L’ipotesi contemplata nell’articolo 168 c.p., comma 1, si inquadra nella fisiologia dell’istituto della sospensione condizionale in quanto la temporanea sospensione dell’esecuzione della pena e’ per la sua stessa essenza giuridica sottoposta alle condizioni risolutive stabilite dalla legge, in carenza delle quali trova attuazione la prospettiva premiale della estinzione del reato; la revoca prevista nell’articolo 168 c.p., comma 3 e’, invece, del tutto estranea a tale ambito, essendo preordinata alla eliminazione della patologia occorsa nella concessione del beneficio elargito in violazione della legge a colui al quale non doveva essere concesso.
2. Alla declaratoria di inammissibilita’ del ricorso consegue la condanna del ricorrente al pagamento delle spese processuali, nonche’ – non escludendosi profili di colpa nella proposizione della impugnazione (cfr.

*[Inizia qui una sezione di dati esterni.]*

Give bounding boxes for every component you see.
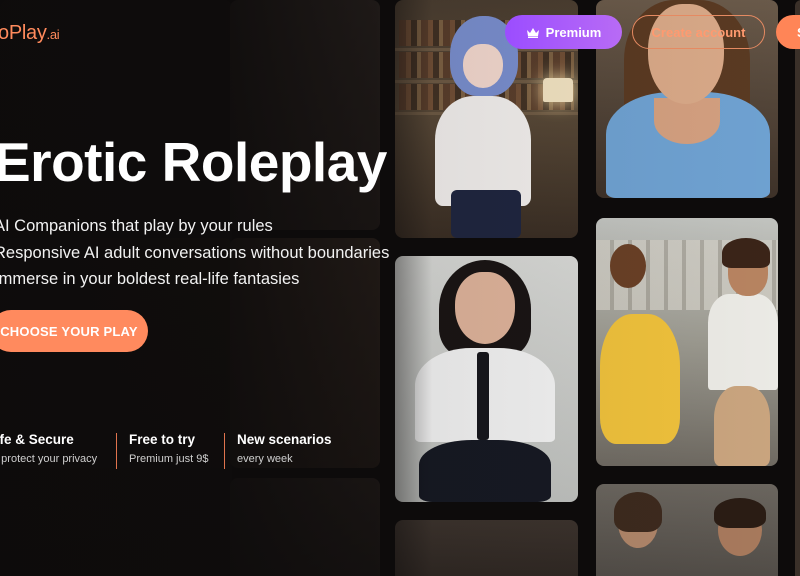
feature-divider: [116, 433, 117, 469]
create-account-label: Create account: [651, 24, 746, 40]
crown-icon: [526, 27, 539, 38]
logo-suffix: .ai: [46, 27, 60, 42]
hero-bullet: AI Companions that play by your rules: [0, 217, 273, 235]
premium-button-label: Premium: [545, 24, 602, 40]
feature-subtitle: e protect your privacy: [0, 453, 98, 465]
hero-bullet-list: AI Companions that play by your rules Re…: [0, 213, 389, 293]
choose-your-play-button[interactable]: CHOOSE YOUR PLAY: [0, 310, 148, 352]
site-logo[interactable]: oPlay.ai: [0, 22, 60, 45]
feature-title: New scenarios: [237, 432, 332, 447]
feature-new-scenarios: New scenarios every week: [237, 432, 332, 465]
logo-text: oPlay: [0, 22, 47, 44]
cta-label: CHOOSE YOUR PLAY: [0, 323, 138, 339]
feature-title: Free to try: [129, 432, 196, 447]
feature-divider: [224, 433, 225, 469]
feature-subtitle: every week: [237, 453, 293, 465]
hero-bullet: Responsive AI adult conversations withou…: [0, 243, 390, 262]
feature-free-to-try: Free to try Premium just 9$: [129, 432, 208, 465]
hero-title: Erotic Roleplay: [0, 131, 387, 193]
feature-safe-secure: afe & Secure e protect your privacy: [0, 432, 97, 465]
hero-bullet: Immerse in your boldest real-life fantas…: [0, 270, 300, 288]
feature-subtitle: Premium just 9$: [129, 453, 209, 465]
premium-button[interactable]: Premium: [505, 15, 622, 49]
create-account-button[interactable]: Create account: [632, 15, 765, 49]
feature-title: afe & Secure: [0, 432, 74, 447]
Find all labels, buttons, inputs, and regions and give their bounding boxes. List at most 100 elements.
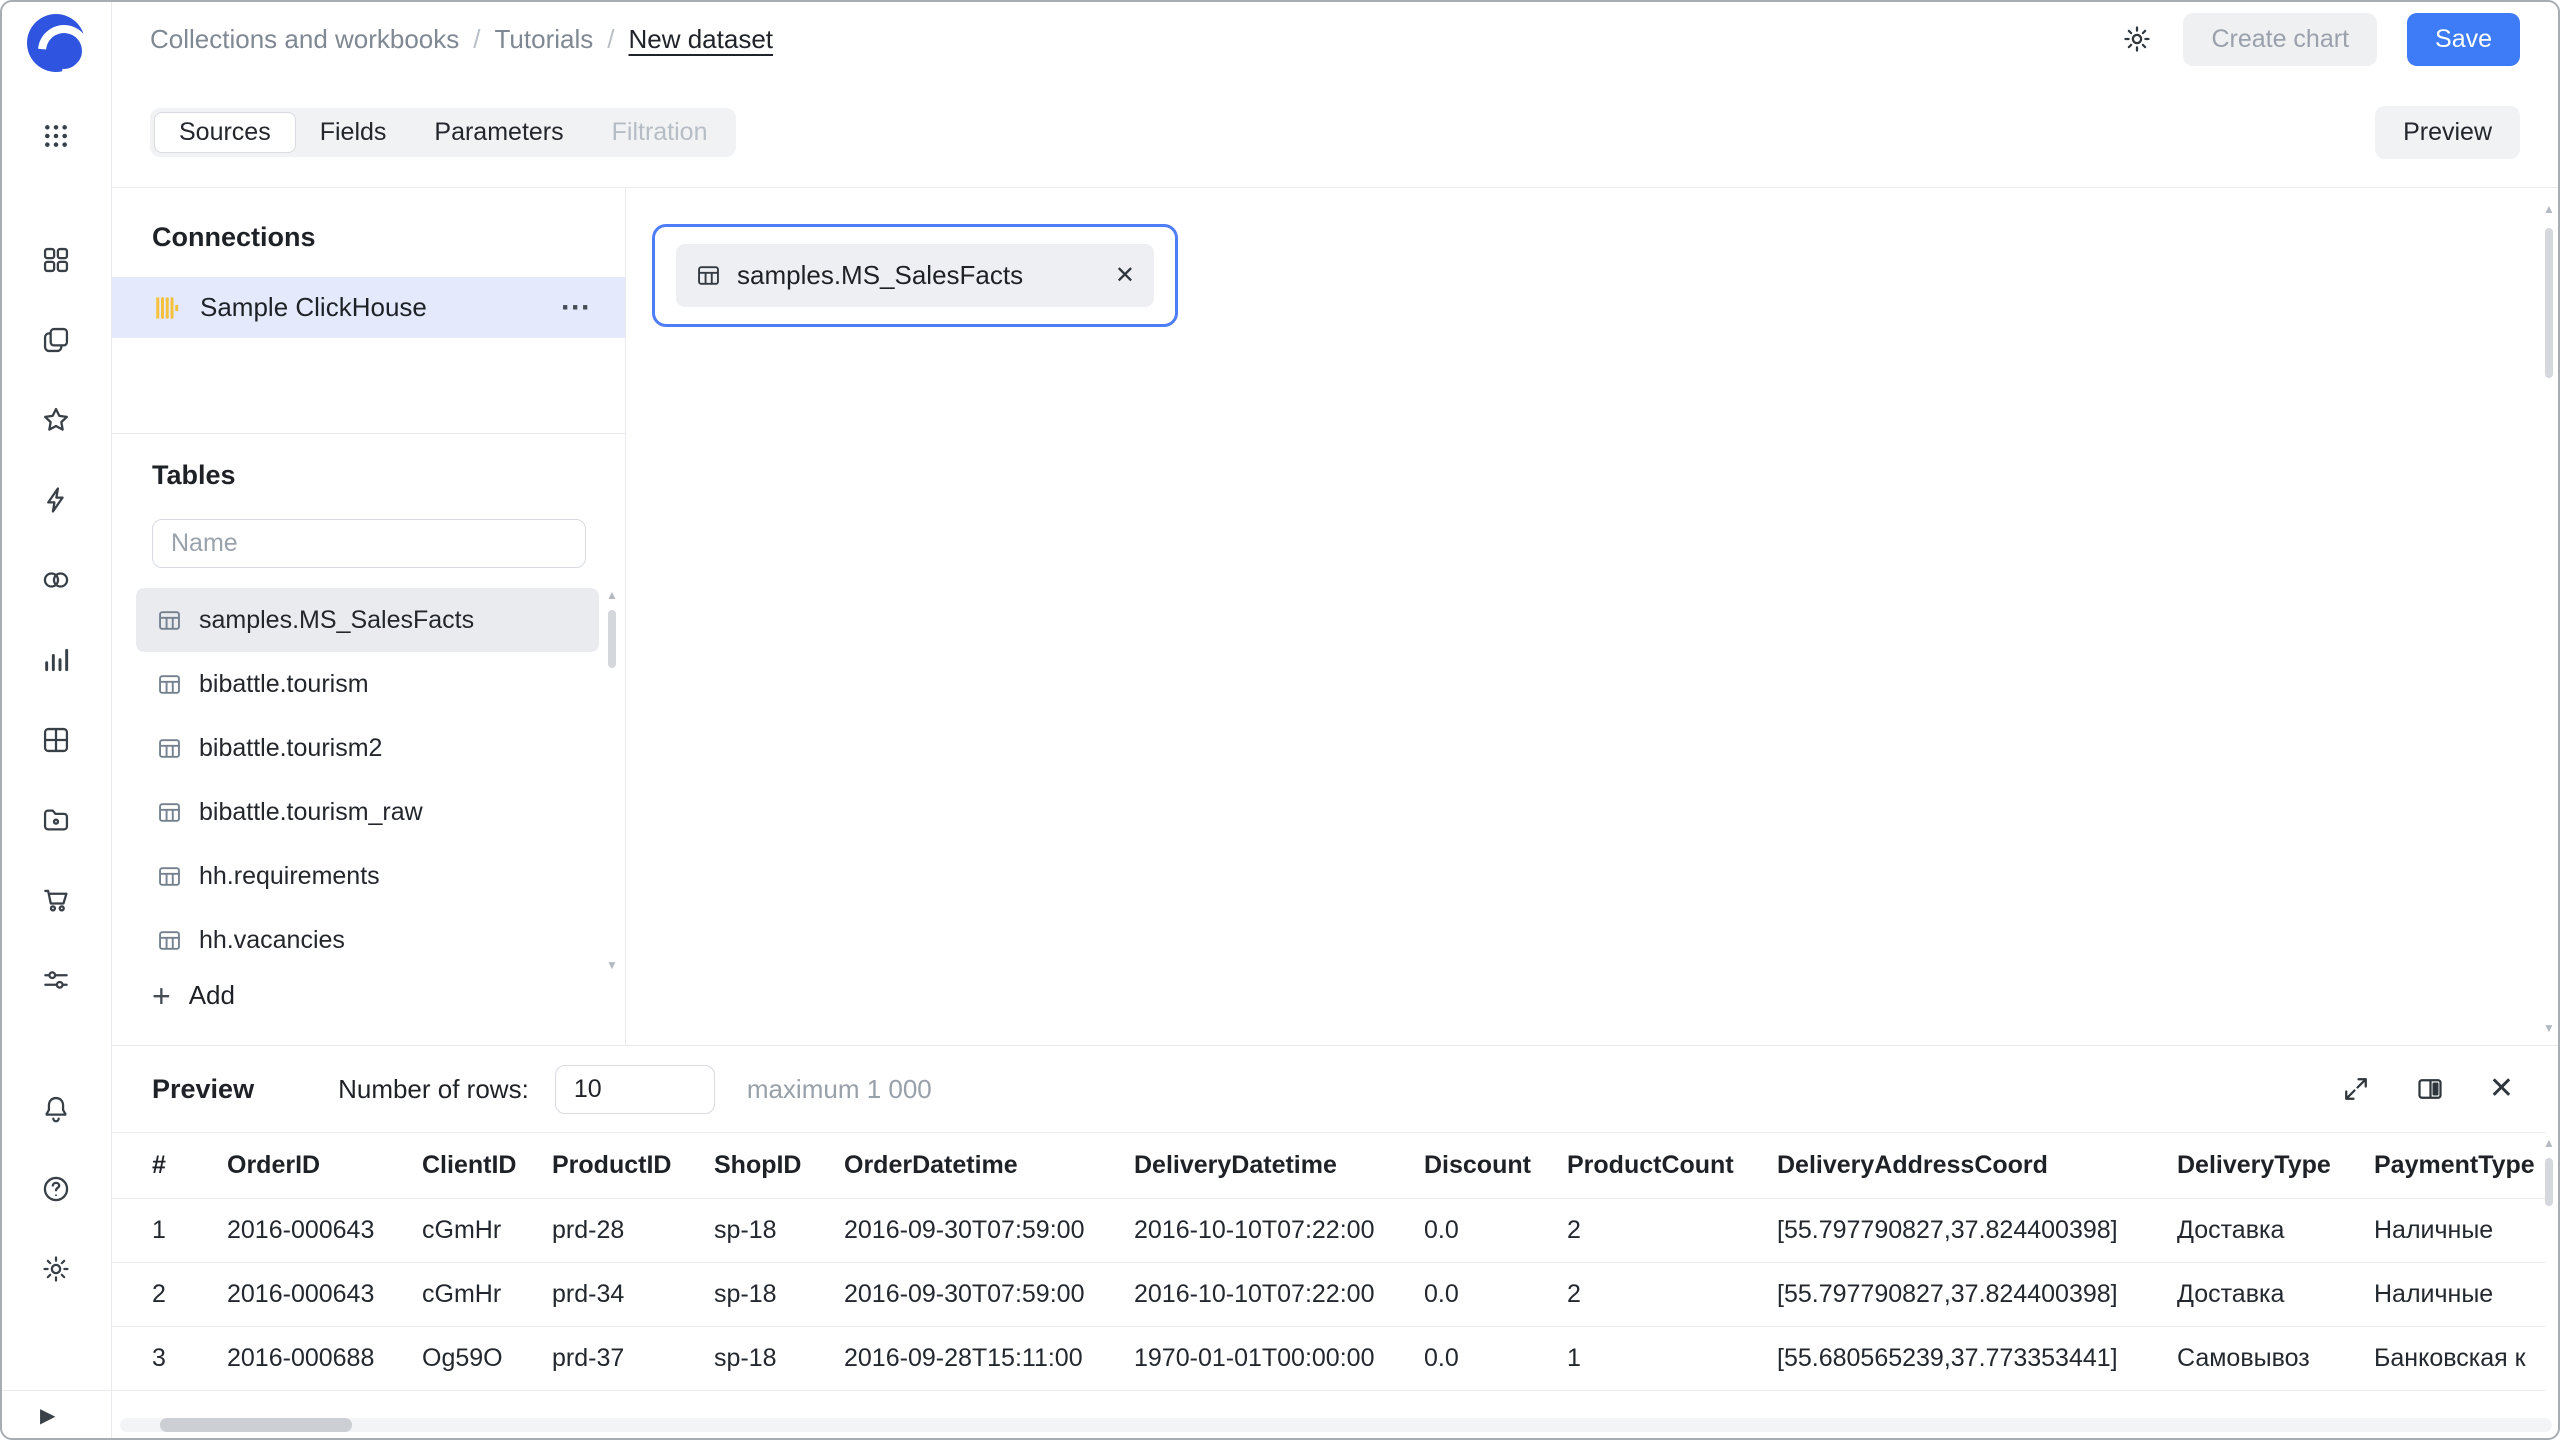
apps-grid-icon[interactable] (33, 113, 79, 159)
settings-gear-icon[interactable] (33, 1246, 79, 1292)
remove-table-icon[interactable]: ✕ (1115, 261, 1135, 290)
services-sliders-icon[interactable] (33, 957, 79, 1003)
table-search-input[interactable] (152, 519, 586, 568)
column-header: PaymentType (2374, 1133, 2546, 1199)
table-list-item[interactable]: bibattle.tourism_raw (136, 780, 599, 844)
breadcrumb: Collections and workbooks / Tutorials / … (150, 24, 773, 55)
cell: 1 (112, 1199, 227, 1263)
column-header: Discount (1424, 1133, 1567, 1199)
cell: 2 (1567, 1263, 1777, 1327)
preview-vertical-scrollbar[interactable]: ▲ (2540, 1136, 2558, 1266)
cell: sp-18 (714, 1263, 844, 1327)
rows-count-input[interactable] (555, 1065, 715, 1114)
cell: [55.680565239,37.773353441] (1777, 1327, 2177, 1391)
add-table-button[interactable]: + Add (152, 980, 235, 1011)
table-list-item[interactable]: hh.vacancies (136, 908, 599, 972)
table-list-item[interactable]: bibattle.tourism2 (136, 716, 599, 780)
table-list-item[interactable]: hh.requirements (136, 844, 599, 908)
preview-toggle-button[interactable]: Preview (2375, 106, 2520, 159)
save-button[interactable]: Save (2407, 13, 2520, 66)
marketplace-cart-icon[interactable] (33, 877, 79, 923)
cell: prd-28 (552, 1199, 714, 1263)
table-icon (156, 863, 183, 890)
breadcrumb-collections[interactable]: Collections and workbooks (150, 24, 459, 55)
scrollbar-thumb[interactable] (2545, 1158, 2553, 1206)
scrollbar-thumb[interactable] (608, 610, 616, 668)
notifications-bell-icon[interactable] (33, 1086, 79, 1132)
column-header: ProductID (552, 1133, 714, 1199)
cell: Наличные (2374, 1263, 2546, 1327)
cell: Наличные (2374, 1199, 2546, 1263)
cell: 2016-10-10T07:22:00 (1134, 1263, 1424, 1327)
connection-item-sample-clickhouse[interactable]: Sample ClickHouse ··· (112, 277, 625, 338)
table-chip[interactable]: samples.MS_SalesFacts ✕ (676, 244, 1154, 307)
dock-panel-icon[interactable] (2415, 1074, 2445, 1104)
expand-rail-icon[interactable]: ▶ (40, 1403, 55, 1428)
column-header: OrderDatetime (844, 1133, 1134, 1199)
datasets-rings-icon[interactable] (33, 557, 79, 603)
scrollbar-thumb[interactable] (2545, 228, 2553, 378)
breadcrumb-tutorials[interactable]: Tutorials (495, 24, 594, 55)
preview-header: Preview Number of rows: maximum 1 000 (112, 1046, 2560, 1132)
rail-navigation (0, 237, 111, 1003)
connections-heading: Connections (152, 222, 316, 253)
cell: 2016-09-30T07:59:00 (844, 1199, 1134, 1263)
table-icon (156, 671, 183, 698)
charts-icon[interactable] (33, 637, 79, 683)
more-icon[interactable]: ··· (561, 298, 591, 318)
scroll-down-icon[interactable]: ▼ (603, 958, 621, 972)
preview-panel: Preview Number of rows: maximum 1 000 (112, 1045, 2560, 1440)
preview-table-wrap: # OrderID ClientID ProductID ShopID Orde… (112, 1132, 2546, 1412)
storage-folder-icon[interactable] (33, 797, 79, 843)
tables-list-scrollbar[interactable]: ▲ ▼ (603, 588, 621, 972)
dataset-toolbar: Sources Fields Parameters Filtration Pre… (112, 78, 2560, 188)
selected-table-node[interactable]: samples.MS_SalesFacts ✕ (652, 224, 1178, 327)
editor-grid-icon[interactable] (33, 717, 79, 763)
tab-parameters[interactable]: Parameters (410, 112, 587, 153)
scroll-up-icon[interactable]: ▲ (2540, 1136, 2558, 1150)
table-name: hh.vacancies (199, 926, 345, 955)
dataset-title[interactable]: New dataset (628, 24, 773, 55)
dataset-settings-gear-icon[interactable] (2121, 23, 2153, 55)
sources-canvas[interactable]: samples.MS_SalesFacts ✕ ▲ ▼ (626, 188, 2560, 1045)
tab-fields[interactable]: Fields (296, 112, 411, 153)
table-name: hh.requirements (199, 862, 380, 891)
datalens-logo[interactable] (27, 14, 85, 72)
favorites-star-icon[interactable] (33, 397, 79, 443)
cell: Самовывоз (2177, 1327, 2374, 1391)
tab-filtration[interactable]: Filtration (588, 112, 732, 153)
preview-horizontal-scrollbar[interactable] (120, 1418, 2552, 1432)
scroll-down-icon[interactable]: ▼ (2540, 1021, 2558, 1035)
cell: 2016-09-30T07:59:00 (844, 1263, 1134, 1327)
canvas-scrollbar[interactable]: ▲ ▼ (2540, 202, 2558, 1035)
rail-footer: ▶ (0, 1390, 111, 1440)
table-list-item[interactable]: bibattle.tourism (136, 652, 599, 716)
tables-list: samples.MS_SalesFacts bibattle.tourism b… (112, 588, 625, 972)
plus-icon: + (152, 983, 171, 1009)
table-name: bibattle.tourism (199, 670, 369, 699)
preview-title: Preview (152, 1074, 254, 1105)
scroll-up-icon[interactable]: ▲ (603, 588, 621, 602)
table-list-item[interactable]: samples.MS_SalesFacts (136, 588, 599, 652)
column-header: DeliveryDatetime (1134, 1133, 1424, 1199)
scrollbar-thumb[interactable] (160, 1418, 352, 1432)
table-row: 3 2016-000688 Og59O prd-37 sp-18 2016-09… (112, 1327, 2546, 1391)
table-name: samples.MS_SalesFacts (199, 606, 474, 635)
tab-sources[interactable]: Sources (154, 112, 296, 153)
cell: 1970-01-01T00:00:00 (1134, 1327, 1424, 1391)
cell: Og59O (422, 1327, 552, 1391)
help-icon[interactable] (33, 1166, 79, 1212)
table-icon (156, 927, 183, 954)
dashboards-icon[interactable] (33, 237, 79, 283)
connections-lightning-icon[interactable] (33, 477, 79, 523)
scroll-up-icon[interactable]: ▲ (2540, 202, 2558, 216)
expand-preview-icon[interactable] (2341, 1074, 2371, 1104)
close-preview-icon[interactable]: ✕ (2489, 1074, 2514, 1104)
breadcrumb-separator: / (607, 24, 614, 55)
column-header: ClientID (422, 1133, 552, 1199)
table-name: bibattle.tourism_raw (199, 798, 423, 827)
sources-side-panel: Connections Sample ClickHouse ··· Tables (112, 188, 626, 1045)
create-chart-button[interactable]: Create chart (2183, 13, 2377, 66)
table-icon (156, 799, 183, 826)
workbooks-icon[interactable] (33, 317, 79, 363)
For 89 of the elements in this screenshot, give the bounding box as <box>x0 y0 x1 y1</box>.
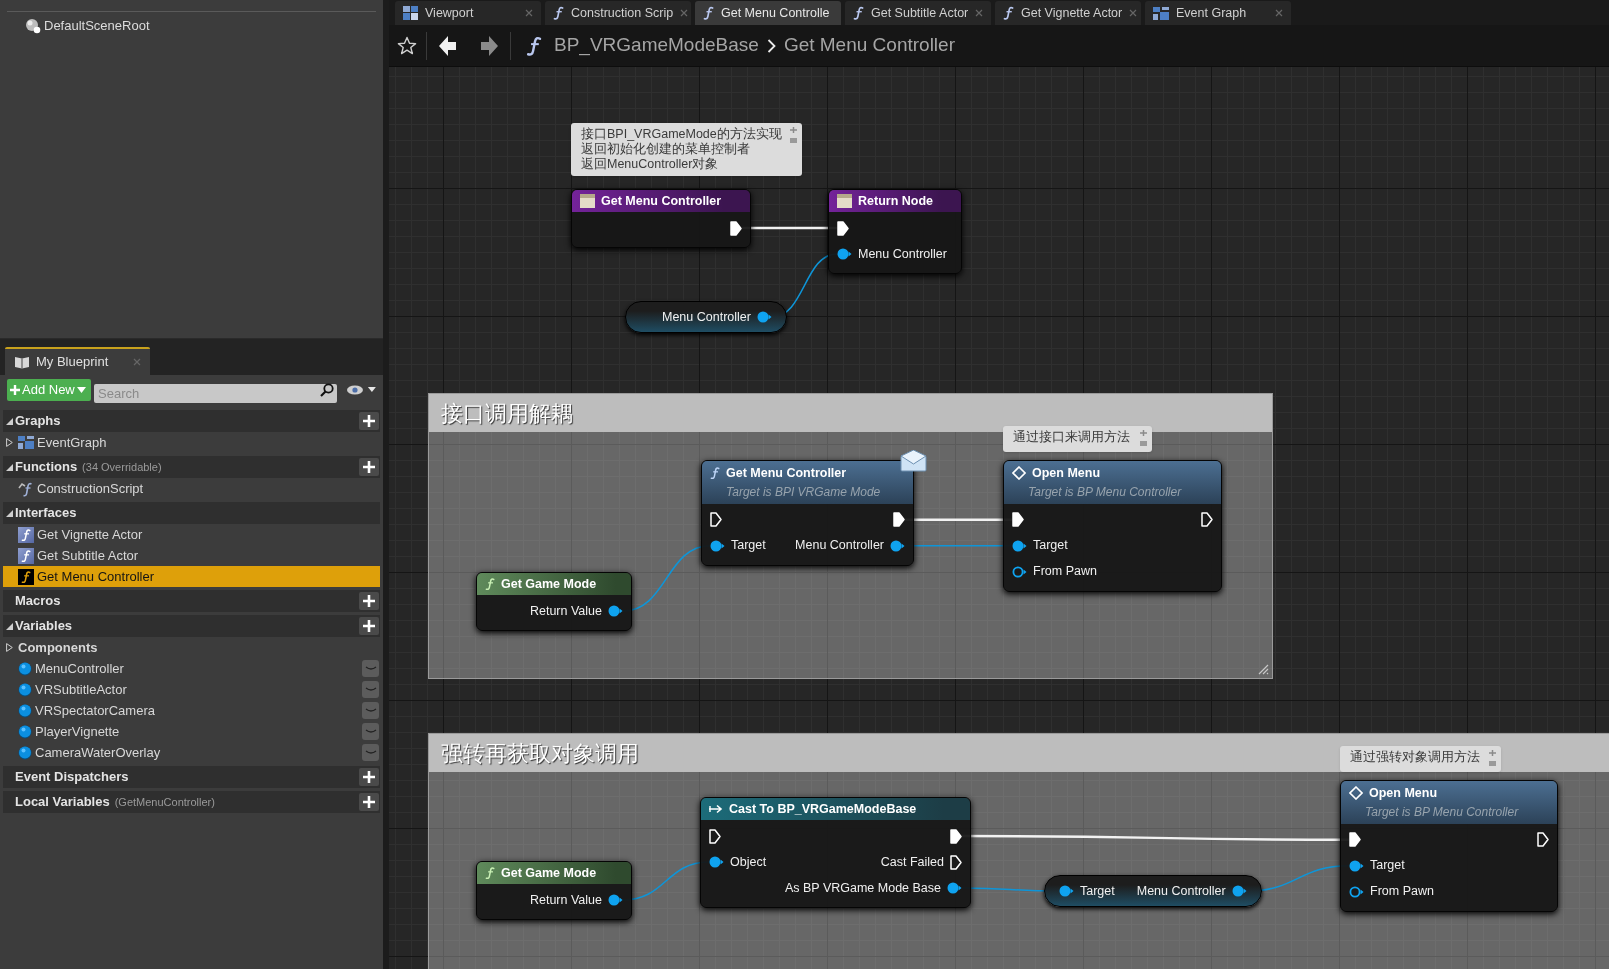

Corte Cost. sent. n. 186 del 2000) – al versamento in favore della Cassa delle ammende della somma che la Corte determina nella misura congrua ed equa di Euro tremila.

P.Q.M.

Dichiara inammissibile il ricorso e condanna il ricorrente al pagamento delle spese processuali e della somma di Euro tremila in favore della Cassa delle ammende.

 

In caso di diffusione omettere le generalità e gli altri dati identificativi dei soggetti interessati nei termini indicati.